Now we're ready to carry out the RSA cryptosystem.  The code below can be used by Alice and Bob.  Some team members (with one computer) should play Alice and other team members (with another computer) should play Bob.  In this scenario, Bob wants to send an encrypted message to Alice.  Here are the steps.

Bob should wait for Alice and then start at Step 2.

# Step 1:  Alice creates her private key, and announces her public key.

Alice should create two large (e.g. 512 bit) prime numbers, called p and q.  She keeps these private.  Don't tell anyone (not even Bob) these prime numbers!

Alice:  complete the commands below to create the two prime numbers.

In [None]:
p = make_prime(512)
q = make_prime(512)

Now Alice computes her public key.  She declares N to be the product of p and q.  She uses the exponent e = 65535 for traditional reasons.  (It's not so important).  She tells the public (including Bob) the numbers N and e.

Alice:  run the following commands and communicate N and e to Bob.  You can email them to Bob if you want.  

In [None]:
N = p*q
e = 65535
print N
print e

Alice:  Now wait for Bob's secret message!

## Step 2:  Bob receives the public key, decides on his message, encrypts it using the public key, and sends the result back to Alice.

When Bob receives the public key, enter the long number as N, and the exponent (probably 65535) as e below.

In [None]:
N = 

e = 

Bob:  Choose a short message and convert it to a number with the str_to_num() command.  Change "Hello!" to your secret message, in the command below.  Each letter of the message requires 8 bits.  The number of bits of your message must be less than the number of bits in N.  So if Alice uses p,q with 512 bits, then you can use up to 128 characters in your message.

Then compute the ciphertext c = m^e modulo N, where (N,e) is the public key you receive from Alice.

In [None]:
m = str_to_num("Hello!")
c = pow(m,e,N)
print c

Bob:  send your ciphertext c to Alice.  You might use e-mail to do this.  This c is your encrypted message.

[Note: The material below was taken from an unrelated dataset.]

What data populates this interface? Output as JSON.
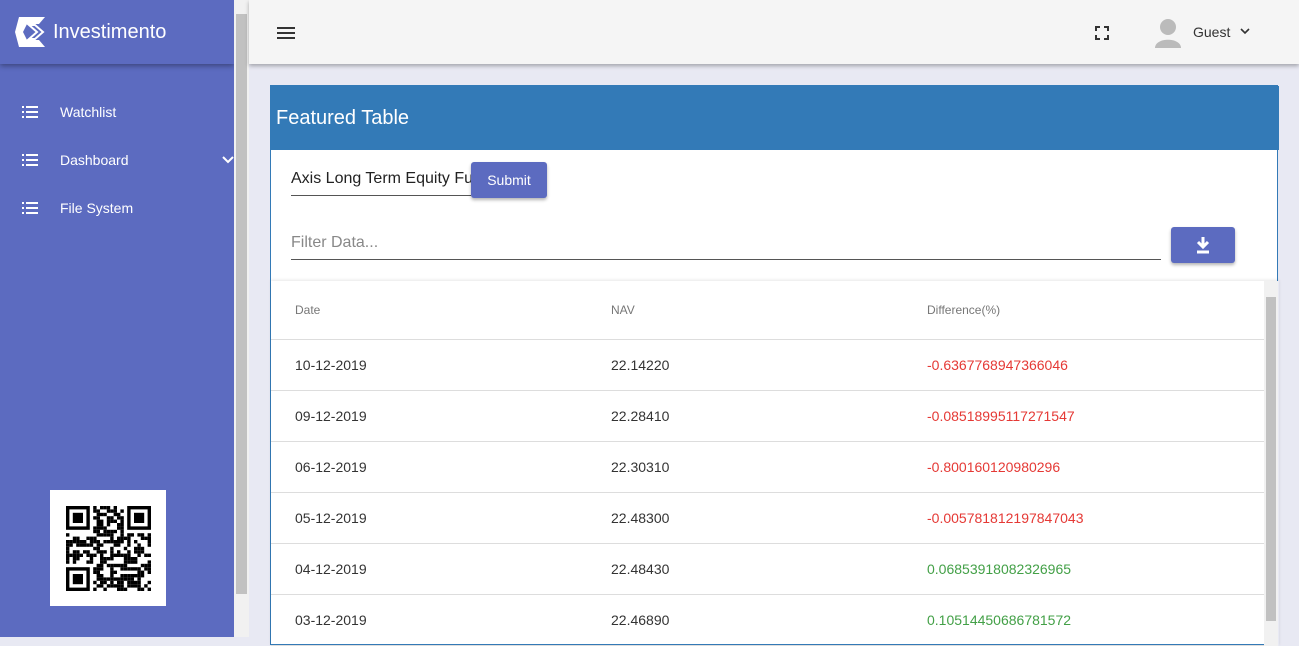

## Step 3:  Alice decrypts the message.

Alice:  you should have received ciphertext (a big number) from Bob.  Now it's time to decode the message!

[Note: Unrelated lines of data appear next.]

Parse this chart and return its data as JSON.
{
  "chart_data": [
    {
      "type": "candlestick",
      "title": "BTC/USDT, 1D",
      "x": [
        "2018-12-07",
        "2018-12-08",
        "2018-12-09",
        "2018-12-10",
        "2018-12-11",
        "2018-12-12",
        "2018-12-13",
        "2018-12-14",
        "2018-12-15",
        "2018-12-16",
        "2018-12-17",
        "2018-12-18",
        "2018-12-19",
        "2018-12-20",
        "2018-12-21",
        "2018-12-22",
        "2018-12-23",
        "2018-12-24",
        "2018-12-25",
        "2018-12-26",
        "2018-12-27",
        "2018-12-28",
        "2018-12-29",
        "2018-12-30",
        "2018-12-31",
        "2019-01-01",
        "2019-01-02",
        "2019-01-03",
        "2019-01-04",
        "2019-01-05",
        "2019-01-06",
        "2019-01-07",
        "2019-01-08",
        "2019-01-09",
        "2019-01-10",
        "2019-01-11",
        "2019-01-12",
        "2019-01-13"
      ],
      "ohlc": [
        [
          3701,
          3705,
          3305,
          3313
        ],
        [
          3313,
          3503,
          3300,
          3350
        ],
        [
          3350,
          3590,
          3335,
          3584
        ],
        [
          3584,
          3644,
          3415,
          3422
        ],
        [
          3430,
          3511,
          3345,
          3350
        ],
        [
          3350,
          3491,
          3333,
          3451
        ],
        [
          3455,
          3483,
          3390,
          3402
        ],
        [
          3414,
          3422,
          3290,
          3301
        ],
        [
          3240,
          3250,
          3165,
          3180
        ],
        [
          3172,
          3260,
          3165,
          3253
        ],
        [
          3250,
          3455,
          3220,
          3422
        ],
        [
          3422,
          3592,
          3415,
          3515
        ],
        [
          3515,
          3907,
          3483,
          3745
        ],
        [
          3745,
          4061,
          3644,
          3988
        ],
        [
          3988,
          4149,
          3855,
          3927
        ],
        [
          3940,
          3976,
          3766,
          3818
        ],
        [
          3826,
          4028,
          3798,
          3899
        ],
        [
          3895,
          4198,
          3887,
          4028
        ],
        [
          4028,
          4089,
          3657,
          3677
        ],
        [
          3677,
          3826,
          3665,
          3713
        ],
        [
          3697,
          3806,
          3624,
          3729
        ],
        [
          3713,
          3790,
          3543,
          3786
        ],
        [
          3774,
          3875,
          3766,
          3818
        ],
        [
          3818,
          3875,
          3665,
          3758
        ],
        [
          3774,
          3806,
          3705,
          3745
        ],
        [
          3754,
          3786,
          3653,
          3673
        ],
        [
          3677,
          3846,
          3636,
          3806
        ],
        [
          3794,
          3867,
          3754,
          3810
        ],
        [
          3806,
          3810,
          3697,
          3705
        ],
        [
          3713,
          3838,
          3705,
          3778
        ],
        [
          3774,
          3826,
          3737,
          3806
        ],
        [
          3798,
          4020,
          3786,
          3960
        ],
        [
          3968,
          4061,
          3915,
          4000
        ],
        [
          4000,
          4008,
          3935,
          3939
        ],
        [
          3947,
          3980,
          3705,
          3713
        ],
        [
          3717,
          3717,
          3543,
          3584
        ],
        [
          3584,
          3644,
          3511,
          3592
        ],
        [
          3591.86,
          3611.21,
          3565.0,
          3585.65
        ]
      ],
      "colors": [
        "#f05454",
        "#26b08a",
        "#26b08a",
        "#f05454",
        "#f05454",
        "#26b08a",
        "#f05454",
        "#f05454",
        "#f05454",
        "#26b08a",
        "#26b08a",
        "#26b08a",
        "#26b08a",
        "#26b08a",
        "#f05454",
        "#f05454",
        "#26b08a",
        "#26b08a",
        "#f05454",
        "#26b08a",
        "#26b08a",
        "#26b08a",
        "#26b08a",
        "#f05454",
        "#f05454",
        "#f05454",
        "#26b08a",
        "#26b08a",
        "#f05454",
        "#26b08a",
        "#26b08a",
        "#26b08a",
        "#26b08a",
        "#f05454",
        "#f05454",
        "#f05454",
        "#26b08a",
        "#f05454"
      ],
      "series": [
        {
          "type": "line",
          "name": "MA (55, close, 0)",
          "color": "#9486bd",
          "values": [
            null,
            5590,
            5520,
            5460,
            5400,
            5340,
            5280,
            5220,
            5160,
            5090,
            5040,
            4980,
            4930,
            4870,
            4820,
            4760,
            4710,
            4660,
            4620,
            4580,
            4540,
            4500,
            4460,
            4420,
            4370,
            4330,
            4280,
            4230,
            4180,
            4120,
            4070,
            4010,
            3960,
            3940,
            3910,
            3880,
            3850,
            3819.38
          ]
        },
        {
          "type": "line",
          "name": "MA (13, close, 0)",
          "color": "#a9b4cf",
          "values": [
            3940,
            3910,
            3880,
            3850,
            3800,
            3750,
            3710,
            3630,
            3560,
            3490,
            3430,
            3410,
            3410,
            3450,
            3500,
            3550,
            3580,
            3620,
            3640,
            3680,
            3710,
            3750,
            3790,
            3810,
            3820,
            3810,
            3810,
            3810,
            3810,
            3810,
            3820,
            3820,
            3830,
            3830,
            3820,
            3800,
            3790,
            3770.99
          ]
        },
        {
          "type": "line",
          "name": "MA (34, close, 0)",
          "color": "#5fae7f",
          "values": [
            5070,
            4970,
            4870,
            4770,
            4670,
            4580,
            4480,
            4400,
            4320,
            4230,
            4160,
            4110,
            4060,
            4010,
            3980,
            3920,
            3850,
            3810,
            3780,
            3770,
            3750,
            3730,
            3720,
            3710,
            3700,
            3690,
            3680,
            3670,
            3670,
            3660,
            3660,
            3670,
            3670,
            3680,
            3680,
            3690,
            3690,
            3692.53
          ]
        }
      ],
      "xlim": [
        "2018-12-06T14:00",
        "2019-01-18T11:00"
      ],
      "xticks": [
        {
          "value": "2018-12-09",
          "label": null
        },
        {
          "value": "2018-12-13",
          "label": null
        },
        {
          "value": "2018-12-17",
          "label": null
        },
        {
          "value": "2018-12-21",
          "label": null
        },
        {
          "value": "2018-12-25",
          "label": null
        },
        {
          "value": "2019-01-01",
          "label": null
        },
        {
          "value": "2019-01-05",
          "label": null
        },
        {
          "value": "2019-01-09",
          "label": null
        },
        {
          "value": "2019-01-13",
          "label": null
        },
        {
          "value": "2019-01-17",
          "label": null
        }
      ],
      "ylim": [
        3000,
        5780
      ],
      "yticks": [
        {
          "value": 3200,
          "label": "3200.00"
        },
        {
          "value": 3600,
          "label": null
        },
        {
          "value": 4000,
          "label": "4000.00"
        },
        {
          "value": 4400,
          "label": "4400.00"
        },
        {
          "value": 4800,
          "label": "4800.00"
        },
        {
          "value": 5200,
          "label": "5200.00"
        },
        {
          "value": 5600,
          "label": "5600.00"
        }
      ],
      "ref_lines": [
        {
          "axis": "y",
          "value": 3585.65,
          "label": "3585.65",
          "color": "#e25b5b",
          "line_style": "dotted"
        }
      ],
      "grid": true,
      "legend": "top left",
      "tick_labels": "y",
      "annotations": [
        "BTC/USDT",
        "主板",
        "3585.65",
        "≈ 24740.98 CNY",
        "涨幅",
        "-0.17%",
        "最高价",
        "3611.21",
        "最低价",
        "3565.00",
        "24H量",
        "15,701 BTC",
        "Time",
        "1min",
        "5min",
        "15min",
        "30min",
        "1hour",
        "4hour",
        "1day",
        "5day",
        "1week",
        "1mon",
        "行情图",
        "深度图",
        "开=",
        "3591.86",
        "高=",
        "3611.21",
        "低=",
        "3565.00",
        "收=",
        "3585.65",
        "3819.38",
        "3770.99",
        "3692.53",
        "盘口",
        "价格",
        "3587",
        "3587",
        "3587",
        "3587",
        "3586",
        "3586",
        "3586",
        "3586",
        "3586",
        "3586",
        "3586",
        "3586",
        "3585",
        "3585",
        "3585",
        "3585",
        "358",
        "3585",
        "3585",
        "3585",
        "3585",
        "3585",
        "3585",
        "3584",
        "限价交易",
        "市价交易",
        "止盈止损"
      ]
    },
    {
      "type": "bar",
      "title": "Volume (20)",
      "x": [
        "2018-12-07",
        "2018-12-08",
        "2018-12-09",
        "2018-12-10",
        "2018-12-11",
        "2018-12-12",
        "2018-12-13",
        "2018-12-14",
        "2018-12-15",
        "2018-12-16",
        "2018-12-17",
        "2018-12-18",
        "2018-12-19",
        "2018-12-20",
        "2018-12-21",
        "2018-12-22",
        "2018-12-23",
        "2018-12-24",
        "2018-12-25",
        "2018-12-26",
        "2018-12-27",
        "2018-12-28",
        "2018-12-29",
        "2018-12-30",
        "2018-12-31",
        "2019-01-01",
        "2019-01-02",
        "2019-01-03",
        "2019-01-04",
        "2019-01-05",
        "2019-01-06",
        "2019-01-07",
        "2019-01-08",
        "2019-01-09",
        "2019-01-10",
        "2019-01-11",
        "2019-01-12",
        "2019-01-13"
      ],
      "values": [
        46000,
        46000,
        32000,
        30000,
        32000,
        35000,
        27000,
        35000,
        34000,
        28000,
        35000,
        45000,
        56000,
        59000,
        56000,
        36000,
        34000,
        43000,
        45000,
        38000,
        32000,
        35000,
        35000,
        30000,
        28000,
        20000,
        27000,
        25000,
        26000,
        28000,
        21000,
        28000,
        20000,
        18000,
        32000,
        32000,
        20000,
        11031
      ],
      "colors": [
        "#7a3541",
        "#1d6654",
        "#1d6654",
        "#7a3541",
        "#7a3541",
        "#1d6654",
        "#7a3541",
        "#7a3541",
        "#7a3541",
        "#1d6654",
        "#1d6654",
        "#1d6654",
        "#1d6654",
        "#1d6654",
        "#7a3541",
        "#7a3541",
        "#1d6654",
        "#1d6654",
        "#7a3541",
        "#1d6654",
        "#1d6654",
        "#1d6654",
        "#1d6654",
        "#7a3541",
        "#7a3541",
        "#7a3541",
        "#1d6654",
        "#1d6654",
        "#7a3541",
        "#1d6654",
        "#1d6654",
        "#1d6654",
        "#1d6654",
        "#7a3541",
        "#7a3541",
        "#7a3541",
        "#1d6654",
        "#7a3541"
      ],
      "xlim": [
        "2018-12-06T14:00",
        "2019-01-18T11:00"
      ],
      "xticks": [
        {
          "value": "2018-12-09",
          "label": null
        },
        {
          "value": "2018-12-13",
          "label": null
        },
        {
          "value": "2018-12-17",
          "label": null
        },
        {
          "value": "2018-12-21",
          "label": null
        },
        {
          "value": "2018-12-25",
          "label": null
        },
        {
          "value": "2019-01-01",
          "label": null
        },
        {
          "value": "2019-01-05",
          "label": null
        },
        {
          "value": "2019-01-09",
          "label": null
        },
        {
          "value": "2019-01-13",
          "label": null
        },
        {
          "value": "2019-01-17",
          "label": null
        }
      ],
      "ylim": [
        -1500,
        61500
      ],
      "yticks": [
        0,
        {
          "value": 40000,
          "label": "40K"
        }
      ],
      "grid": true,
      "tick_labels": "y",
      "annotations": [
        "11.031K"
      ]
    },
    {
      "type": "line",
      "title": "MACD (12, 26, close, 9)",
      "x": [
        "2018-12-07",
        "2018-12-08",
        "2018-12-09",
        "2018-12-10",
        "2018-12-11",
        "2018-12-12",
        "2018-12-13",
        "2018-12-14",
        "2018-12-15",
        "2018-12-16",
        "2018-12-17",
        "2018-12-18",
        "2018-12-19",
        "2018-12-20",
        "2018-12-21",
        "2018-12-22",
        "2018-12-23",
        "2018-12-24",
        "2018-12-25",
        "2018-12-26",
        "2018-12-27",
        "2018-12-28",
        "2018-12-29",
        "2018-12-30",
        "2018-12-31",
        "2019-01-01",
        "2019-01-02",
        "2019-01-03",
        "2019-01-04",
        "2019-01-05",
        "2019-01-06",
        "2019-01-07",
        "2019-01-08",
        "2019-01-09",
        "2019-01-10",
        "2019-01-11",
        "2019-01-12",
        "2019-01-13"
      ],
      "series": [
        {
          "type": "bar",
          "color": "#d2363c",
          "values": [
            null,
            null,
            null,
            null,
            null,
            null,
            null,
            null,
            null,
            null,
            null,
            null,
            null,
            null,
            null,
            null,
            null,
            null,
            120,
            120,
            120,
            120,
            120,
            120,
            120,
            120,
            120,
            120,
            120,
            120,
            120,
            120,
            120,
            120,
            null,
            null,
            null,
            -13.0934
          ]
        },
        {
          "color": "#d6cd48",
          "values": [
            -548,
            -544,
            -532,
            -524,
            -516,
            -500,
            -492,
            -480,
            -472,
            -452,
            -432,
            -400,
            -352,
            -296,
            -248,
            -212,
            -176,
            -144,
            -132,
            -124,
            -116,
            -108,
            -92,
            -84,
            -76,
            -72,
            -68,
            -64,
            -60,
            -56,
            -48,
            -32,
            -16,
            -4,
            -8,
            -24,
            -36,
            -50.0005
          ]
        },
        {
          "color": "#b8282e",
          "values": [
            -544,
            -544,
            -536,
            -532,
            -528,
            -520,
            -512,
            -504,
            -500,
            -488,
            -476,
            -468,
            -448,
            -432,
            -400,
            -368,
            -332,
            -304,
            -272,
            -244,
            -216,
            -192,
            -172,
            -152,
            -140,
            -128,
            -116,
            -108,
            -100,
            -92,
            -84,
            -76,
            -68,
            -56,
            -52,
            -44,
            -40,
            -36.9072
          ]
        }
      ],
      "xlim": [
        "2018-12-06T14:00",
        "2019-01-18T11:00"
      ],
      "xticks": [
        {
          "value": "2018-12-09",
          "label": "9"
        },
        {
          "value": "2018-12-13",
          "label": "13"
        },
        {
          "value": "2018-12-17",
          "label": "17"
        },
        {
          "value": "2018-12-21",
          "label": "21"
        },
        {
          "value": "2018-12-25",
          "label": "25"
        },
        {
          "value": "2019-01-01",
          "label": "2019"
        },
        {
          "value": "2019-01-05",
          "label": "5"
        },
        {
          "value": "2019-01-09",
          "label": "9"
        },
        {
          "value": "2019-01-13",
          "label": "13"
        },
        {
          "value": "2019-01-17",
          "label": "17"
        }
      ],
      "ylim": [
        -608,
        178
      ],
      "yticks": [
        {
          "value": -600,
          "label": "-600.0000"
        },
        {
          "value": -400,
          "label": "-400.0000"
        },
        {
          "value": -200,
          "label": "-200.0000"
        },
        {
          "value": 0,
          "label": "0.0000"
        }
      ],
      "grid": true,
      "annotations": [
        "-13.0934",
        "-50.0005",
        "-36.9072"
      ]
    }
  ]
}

As a first step (you can do this while waiting for Bob), compute the multiplicative inverse of e, modulo the totient of N.  Since you know N = pq, you know phi(N) = phi(p) phi(q) = (p-1) (q-1)

In [None]:
totient = (p-1)*(q-1) # Thankfully, you know p and q.  Nobody else does, so nobody else can decode the message!
d = modinv(e,totient) # The modular inverse of e, modulo the totient.

Now enter the encrypted message that Bob sends you.

In [None]:
c = 

Now it's time to decode the message!  pow(c,d,N) computes the decrypted number, and num_to_str turns it back into a string.

In [None]:
num_to_str(pow(c,d,N))

Did you get Bob's message?  

Try switching roles, and sending messages until you understand the whole process.